Promotional single by Green Day

from the album Insomniac
- Released: 1996
- Recorded: 1995
- Studio: Hyde Street Studios, San Francisco, California
- Genre: Punk rock
- Length: 2:31
- Label: Reprise
- Composer: Green Day
- Lyricist: Billie Joe Armstrong
- Producers: Rob Cavallo; Green Day;

Music video
- "Walking Contradiction" on YouTube

= Walking Contradiction =

"Walking Contradiction" is a song by American rock band Green Day, released as a promotional single in 1996 from their fourth album, Insomniac. Also the closing track on the album, the song reached number 21 on the Modern Rock Tracks in August 1996. The riff of this song originally appeared as the guitar solo for a demo version of "Haushinka", recorded but unused on previous album Dookie. "Haushinka" would eventually appear on their follow-up album, Nimrod.

==Music video==
Directed by Roman Coppola and mostly filmed in San Pedro, Los Angeles, California, the video features the trio going about in a town casually causing accidents, explosions, and mayhem, unaware of their actions. At the end of the video, they all meet up with each other, get into a car and drive off, just as a building collapses. The music video received a Grammy nomination for "Best Music Video, Short Form" at the 39th Grammy Awards in 1997.

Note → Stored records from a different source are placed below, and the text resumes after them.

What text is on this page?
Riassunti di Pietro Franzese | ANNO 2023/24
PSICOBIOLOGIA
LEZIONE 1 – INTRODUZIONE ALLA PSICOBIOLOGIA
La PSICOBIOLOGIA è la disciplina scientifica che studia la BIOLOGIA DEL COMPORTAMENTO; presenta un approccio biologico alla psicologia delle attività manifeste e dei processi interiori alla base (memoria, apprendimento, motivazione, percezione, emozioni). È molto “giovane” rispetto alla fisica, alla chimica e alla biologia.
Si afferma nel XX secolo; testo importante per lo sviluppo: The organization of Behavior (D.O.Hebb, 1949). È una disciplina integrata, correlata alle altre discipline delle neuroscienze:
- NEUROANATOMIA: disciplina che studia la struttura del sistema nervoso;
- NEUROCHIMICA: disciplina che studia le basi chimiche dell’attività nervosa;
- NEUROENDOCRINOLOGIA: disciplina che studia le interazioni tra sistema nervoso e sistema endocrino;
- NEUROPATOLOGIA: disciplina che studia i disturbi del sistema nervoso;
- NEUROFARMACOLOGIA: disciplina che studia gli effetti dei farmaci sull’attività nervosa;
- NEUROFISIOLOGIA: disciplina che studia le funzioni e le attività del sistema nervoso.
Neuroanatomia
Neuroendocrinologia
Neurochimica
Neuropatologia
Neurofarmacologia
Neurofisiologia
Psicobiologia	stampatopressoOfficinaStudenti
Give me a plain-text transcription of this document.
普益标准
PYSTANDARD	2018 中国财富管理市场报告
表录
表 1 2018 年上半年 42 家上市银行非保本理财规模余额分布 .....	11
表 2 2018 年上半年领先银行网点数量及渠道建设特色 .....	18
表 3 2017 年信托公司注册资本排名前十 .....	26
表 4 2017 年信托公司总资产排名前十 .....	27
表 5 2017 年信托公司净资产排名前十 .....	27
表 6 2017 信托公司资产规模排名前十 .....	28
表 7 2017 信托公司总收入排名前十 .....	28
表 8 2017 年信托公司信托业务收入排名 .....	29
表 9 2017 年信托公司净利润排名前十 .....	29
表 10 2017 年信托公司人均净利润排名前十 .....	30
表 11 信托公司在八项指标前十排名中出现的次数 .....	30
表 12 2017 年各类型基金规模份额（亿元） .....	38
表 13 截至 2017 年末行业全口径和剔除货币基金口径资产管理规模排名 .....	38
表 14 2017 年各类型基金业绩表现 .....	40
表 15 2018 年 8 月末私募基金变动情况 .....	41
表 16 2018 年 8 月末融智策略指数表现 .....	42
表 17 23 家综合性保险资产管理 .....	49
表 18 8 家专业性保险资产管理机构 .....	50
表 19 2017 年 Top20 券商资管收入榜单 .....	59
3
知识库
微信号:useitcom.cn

The video uses a different mix of the song done by Steve Holroyd

==Chart positions==

| Chart (1996) | Peak position |
|---|---|
| US Mainstream Rock (Billboard) | 25 |
| US Alternative Airplay (Billboard) | 21 |

==Other versions==
- A live version appears on the 1996 Green Day live EP, Bowling Bowling Bowling Parking Parking.
- Cheekface recorded a cover version for the 2020 charity album Jesus Christ Supermarket: A Compilation to Celebrate 25 Years of Green Day’s Insomniac. The compilation's title references a title that was considered for Insomniac, but not used.